Я вкратце рассказала, кто такая oЭзергиль. Не стала вдаваться в подробности; просто сказала, что моя подруга из мастерской реальности месяц назад ушла в чужой домен, и с тех пор ее никто не видел.
Джеф задумался, морщась от мыслительных усилий. Вид у него был, как у человека, которого среди ночи вытащили из кровати, облили ледяной водой и треснули дубиной по башке.
– Никакая это не Эзергиль. – сообщил он через полминуты. – Неужели сразу было не ясно?
– А кто?
– Раз сама не догадалась, то лучше тебе пока не знать... ради твоего же спокойствия.
– Джеф! – испугалась я. – Быстро выкладывай все, что знаешь!
Вместо ответа Джеф широко зевнул и отвернулс. Я уже достаточно познакомилась с его манерами, чтобы понять, что он мне не расскажет ничего, кроме того, что захочет рассказать сам.
– А что мне теперь делать? Сорок уколов в живот от бешенства? Или достаточно смазать йодом?
– Не вздумай! – мигом отреагировал Аясеф. – Дня два не трогай рану вообще. Понаблюдай за ней... и за собой.
– В смысле? Не будет ли заражения?
– И за этим тоже. Но главное – не меняется ли в тебе что-нибудь... мысли... желания... физиологические реакции... цвет глаз...
– Ты это серьезно?
– И как только что-нибудь заметишь, тут же приходи ко мне.
– Какого черта?!.
– От этого, возможно, будет зависеть твоя жизнь. – добил меня Джеф. – А может быть, и моя.
Я вернулась домой уже под утро. Дверь была открыта, все спали, и моего отсутствия никто не заметил. Я тихонько прокралась на кухню, вопреки совету Джефа, смазала укус зеленкой и легла спать. Остаток ночи прошел в несвязных сновидениях, а под утро приснился настоящий кошмар – будто я стою у стола на кухне в незнакомой квартире и ем мясо. У мяса какой-то немясной, на редкость отвратительный вкус, и жуется оно очень плохо. Оно же сырое. – отмечаю я, (продолжая есть). И ем я его прямо с разделочной доски, отрезая куски от тушки. Кстати, чья это тушка?
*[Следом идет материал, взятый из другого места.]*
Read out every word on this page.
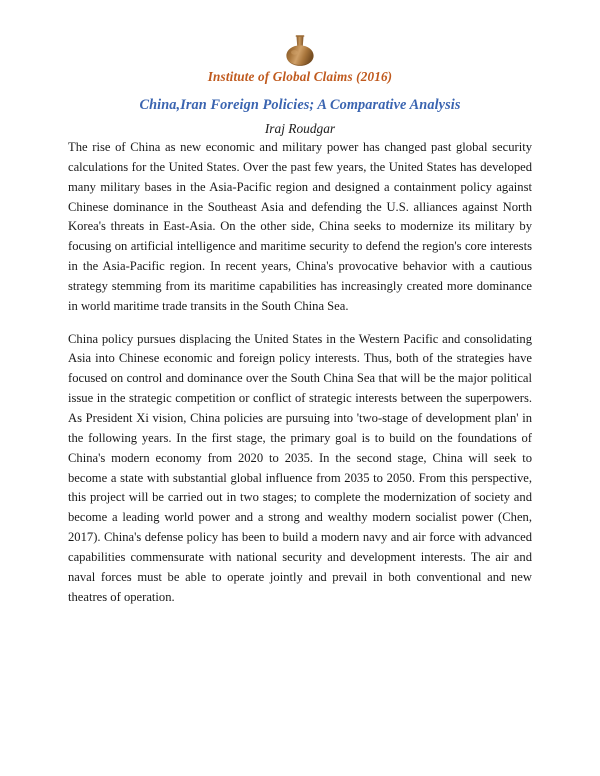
Institute of Global Claims (2016)
China,Iran Foreign Policies; A Comparative Analysis
Iraj Roudgar

The rise of China as new economic and military power has changed past global security calculations for the United States. Over the past few years, the United States has developed many military bases in the Asia-Pacific region and designed a containment policy against Chinese dominance in the Southeast Asia and defending the U.S. alliances against North Korea's threats in East-Asia. On the other side, China seeks to modernize its military by focusing on artificial intelligence and maritime security to defend the region's core interests in the Asia-Pacific region. In recent years, China's provocative behavior with a cautious strategy stemming from its maritime capabilities has increasingly created more dominance in world maritime trade transits in the South China Sea.

China policy pursues displacing the United States in the Western Pacific and consolidating Asia into Chinese economic and foreign policy interests. Thus, both of the strategies have focused on control and dominance over the South China Sea that will be the major political issue in the strategic competition or conflict of strategic interests between the superpowers. As President Xi vision, China policies are pursuing into 'two-stage of development plan' in the following years. In the first stage, the primary goal is to build on the foundations of China's modern economy from 2020 to 2035. In the second stage, China will seek to become a state with substantial global influence from 2035 to 2050. From this perspective, this project will be carried out in two stages; to complete the modernization of society and become a leading world power and a strong and wealthy modern socialist power (Chen, 2017). China's defense policy has been to build a modern navy and air force with advanced capabilities commensurate with national security and development interests. The air and naval forces must be able to operate jointly and prevail in both conventional and new theatres of operation.
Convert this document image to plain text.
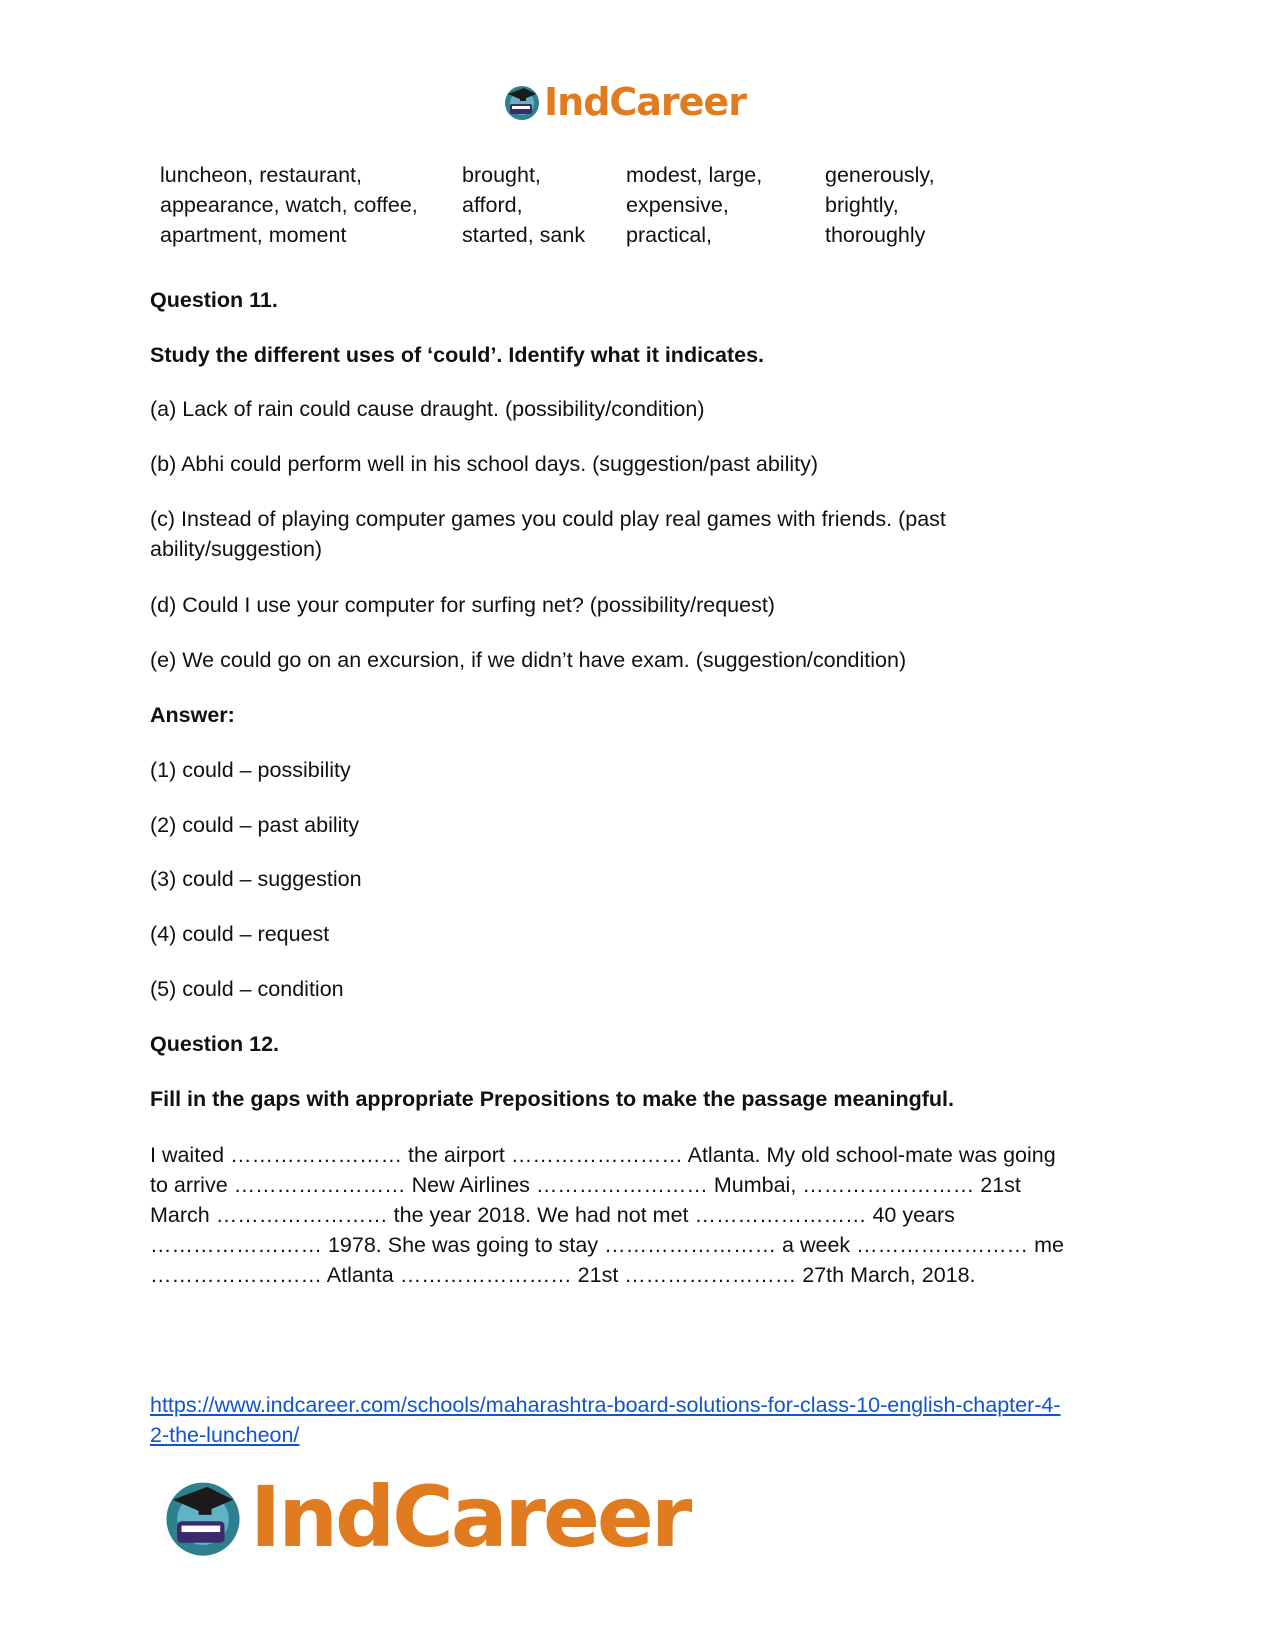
IndCareer
luncheon, restaurant,
appearance, watch, coffee,
apartment, moment
brought,
afford,
started, sank
modest, large,
expensive,
practical,
generously,
brightly,
thoroughly
Question 11.
Study the different uses of ‘could’. Identify what it indicates.
(a) Lack of rain could cause draught. (possibility/condition)
(b) Abhi could perform well in his school days. (suggestion/past ability)
(c) Instead of playing computer games you could play real games with friends. (past
ability/suggestion)
(d) Could I use your computer for surfing net? (possibility/request)
(e) We could go on an excursion, if we didn’t have exam. (suggestion/condition)
Answer:
(1) could – possibility
(2) could – past ability
(3) could – suggestion
(4) could – request
(5) could – condition
Question 12.
Fill in the gaps with appropriate Prepositions to make the passage meaningful.
I waited …………………… the airport …………………… Atlanta. My old school-mate was going
to arrive …………………… New Airlines …………………… Mumbai, …………………… 21st
March …………………… the year 2018. We had not met …………………… 40 years
…………………… 1978. She was going to stay …………………… a week …………………… me
…………………… Atlanta …………………… 21st …………………… 27th March, 2018.
https://www.indcareer.com/schools/maharashtra-board-solutions-for-class-10-english-chapter-4-
2-the-luncheon/
IndCareer
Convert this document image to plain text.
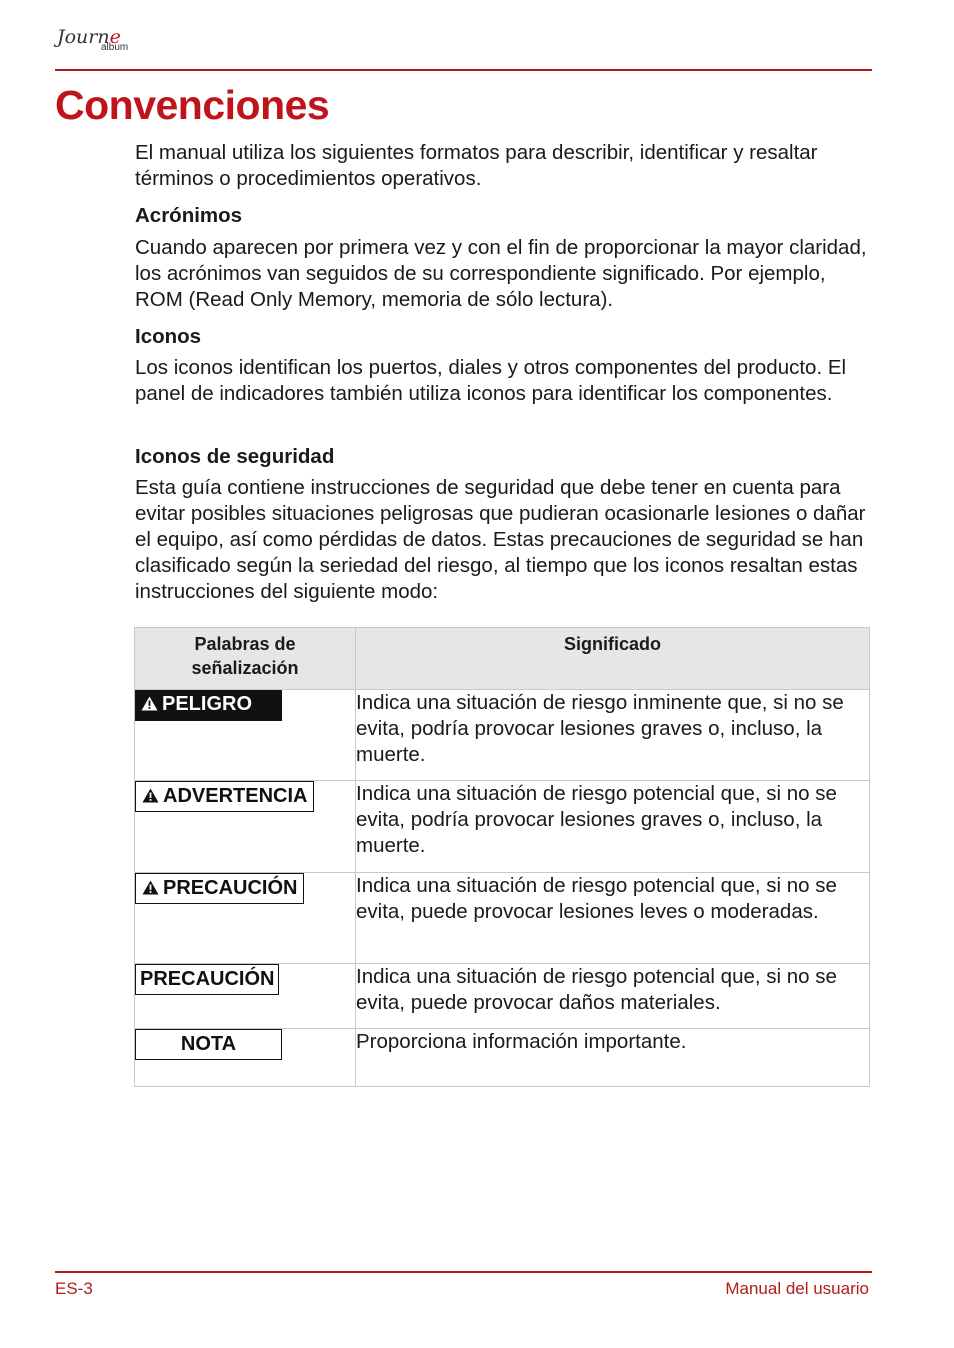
Journe
album
Convenciones

El manual utiliza los siguientes formatos para describir, identificar y resaltar términos o procedimientos operativos.

Acrónimos

Cuando aparecen por primera vez y con el fin de proporcionar la mayor claridad, los acrónimos van seguidos de su correspondiente significado. Por ejemplo, ROM (Read Only Memory, memoria de sólo lectura).

Iconos

Los iconos identifican los puertos, diales y otros componentes del producto. El panel de indicadores también utiliza iconos para identificar los componentes.

Iconos de seguridad

Esta guía contiene instrucciones de seguridad que debe tener en cuenta para evitar posibles situaciones peligrosas que pudieran ocasionarle lesiones o dañar el equipo, así como pérdidas de datos. Estas precauciones de seguridad se han clasificado según la seriedad del riesgo, al tiempo que los iconos resaltan estas instrucciones del siguiente modo:

Palabras de señalización	Significado

PELIGRO	Indica una situación de riesgo inminente que, si no se evita, podría provocar lesiones graves o, incluso, la muerte.
ADVERTENCIA	Indica una situación de riesgo potencial que, si no se evita, podría provocar lesiones graves o, incluso, la muerte.
PRECAUCIÓN	Indica una situación de riesgo potencial que, si no se evita, puede provocar lesiones leves o moderadas.
PRECAUCIÓN	Indica una situación de riesgo potencial que, si no se evita, puede provocar daños materiales.
NOTA	Proporciona información importante.

ES-3	Manual del usuario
Я вижу ребра, вскрытую и очищенную от внутренностей грудную клетку, руки... Руки?! Это же человеческое мясо! (Я отрезаю и кладу в рот следующий кусочек.) Интересно, чье оно? Вот ребра, вот ключицы, вот руки и шея... а где голова? Я оглядываюсь по сторонам. Да вот она – стоит в тарелке на подоконнике и смотрит на меня мертвым взглядом. Присматриваюсь – это моя голова!
Меня перекосило от отвращения, и я проснулась. Укушенная рука распухла, ранки от зубов, несмотря на зеленку, воспалились, голова была тяжелая от недосыпа. Больше никаких перемен в своем состоянии я не заметила. Разве что завтракать не хотелось. После тошнотворного сна аппетит пропал начисто. Все еще впереди, мрачно подумала я. Зомби я уже однажды побывала, почему бы теперь не стать вампиром?
В подавленном настроении убрав в холодильник несъеденный завтрак, я позвонила Хохланду и сказала, что прийти к нему не могу, потому что заболела.
Судя по ледяному тону, Хохланд был мной крайне недоволен.
– Если не хотите у меня заниматься, почему бы не сказать об этом прямо, не тратя время на изобретение неправдоподобных предлогов? – ядовито спросил он. – И что с вами на этот раз? ударились о трамвай?